The opah, or moonfish, a large colourful fish living across the world’s oceans, has been found to have a warm heart and maintain a high body temperature. It’s a zoological curiosity and a remarkable evolutionary development for fish.
In the cold darkness of the deep sea there is a clear advantage to being warm-blooded and able to move faster than all the other creatures in order to hunt them down or to avoid being eaten. Mammals such as seals or whales exploit this to great effect. They take a big breath and dive down, insulated from the cold by a thick layer of blubber, to snatch live food such as squids, fish and shrimps from the depths.
Until now it was thought that fish couldn’t keep warm in this way because instead of breathing air they extract oxygen directly from the water through their gills. The advantage of this is obvious: fish can stay underwater indefinitely. However, although their blood may be warmed by muscle activity on every circuit of the body as it comes gushing out of the heart it goes directly into the gills and is instantly cooled to ocean temperature
The gills are intricate oxygen exchangers. A tiny membrane one thousandth of a millimetre thick is all that separates the blood and the sea, which ensures instant transfer of oxygen into the red blood cells. Heat flows faster than oxygen, so no matter how much heat the fish might be generating, its blood is automatically chilled with every heart beat.
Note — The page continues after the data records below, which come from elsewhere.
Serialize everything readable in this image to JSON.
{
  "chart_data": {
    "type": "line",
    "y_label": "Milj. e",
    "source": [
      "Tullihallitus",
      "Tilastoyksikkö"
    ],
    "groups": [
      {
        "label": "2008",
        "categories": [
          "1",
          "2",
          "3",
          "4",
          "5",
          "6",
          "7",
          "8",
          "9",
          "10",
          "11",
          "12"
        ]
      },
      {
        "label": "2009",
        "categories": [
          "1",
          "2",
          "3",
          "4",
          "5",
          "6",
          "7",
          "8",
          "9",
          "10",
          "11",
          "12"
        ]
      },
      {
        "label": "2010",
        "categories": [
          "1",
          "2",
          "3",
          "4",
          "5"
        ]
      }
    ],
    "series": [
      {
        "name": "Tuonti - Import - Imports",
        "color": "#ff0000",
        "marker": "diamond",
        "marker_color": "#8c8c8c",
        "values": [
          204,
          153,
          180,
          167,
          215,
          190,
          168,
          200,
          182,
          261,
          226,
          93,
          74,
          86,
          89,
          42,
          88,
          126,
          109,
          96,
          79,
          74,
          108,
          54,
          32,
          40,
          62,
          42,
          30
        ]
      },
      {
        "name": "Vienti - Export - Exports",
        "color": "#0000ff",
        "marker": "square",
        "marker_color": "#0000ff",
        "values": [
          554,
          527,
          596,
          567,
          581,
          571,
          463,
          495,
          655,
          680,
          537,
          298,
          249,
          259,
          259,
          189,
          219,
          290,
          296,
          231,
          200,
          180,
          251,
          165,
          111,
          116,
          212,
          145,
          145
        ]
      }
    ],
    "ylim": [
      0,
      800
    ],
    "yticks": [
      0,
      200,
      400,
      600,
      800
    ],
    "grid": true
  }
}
The opah (Lampris guttatus) has evolved a unique solution to this problem. The fish has a special insulated network of blood vessels between the heart and the gills. These vessels act as a heat exchanger in which warm blood from the heart reheats oxygenated blood leaving the gills before it goes to the body. In this way heat is retained and not dissipated into the ocean.
This enables the opah to maintain a body temperature 5°C higher than the surrounding water and to dive 500 metres below the surface without cooling down. An insulating layer of fat in the skin keeps the heart, brain, muscles and vital organs warm.